Maximum and minimum value of $\int_0^1 f(x)dx $ given $|f'(x)|<2$

Solution 1:

Your estimates are correct, but not sharp. For example, in $$ I = 1 - \int_0^1 xf'(x)dx > 1 - \int_0^1 2 x dx = 0 $$ $I$ would be close to the lower bound $0$ only if $f'(x) \approx 2$ on the entire interval, which is not possible with $f(0)=0$ and $f(1) =1$.

The solution is actually simpler: Use the mean-value theorem to obtain upper and lower bounds for the admissible functions $f$.

• From $f(0) = 0$ and $f'(x) < 2$ it follows that $f(x) < 2x$ for $0 < x \le 1$.

• From $f(1) = 1$ and $f'(x) > -2$ it follows that $f(x) < 1 - 2(x-1) = 3-2x$ for $0 \le x < 1$.

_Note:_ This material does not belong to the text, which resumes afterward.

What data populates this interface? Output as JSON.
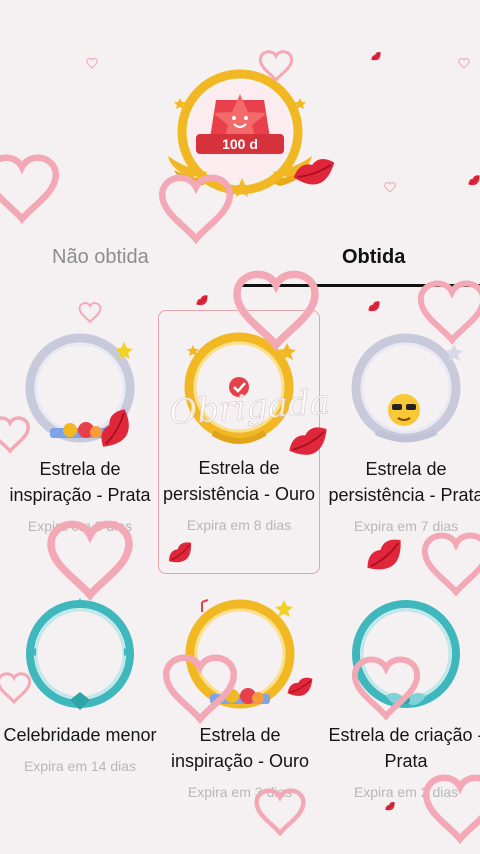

Together: $f(x) < \max(2x, 3-2x)$ for $0 < x < 1$, which implies that $\int_0^1 f(x) \, dx < \frac 78$.

Similarly show that $\int_0^1 f(x) \, dx > \frac 18$.

Finally show that the integral can be arbitrarily close to those bounds.

You can also solve it graphically by drawing lines with slopes $-2$ and $+2$, starting from the given points $(0, f(0))$ and $(1, f(1))$.

The graph of $f$ must lie between the green and the red curve. $(b-a)$ is the area between those curves, and that is equal to the area of the blue rectangle.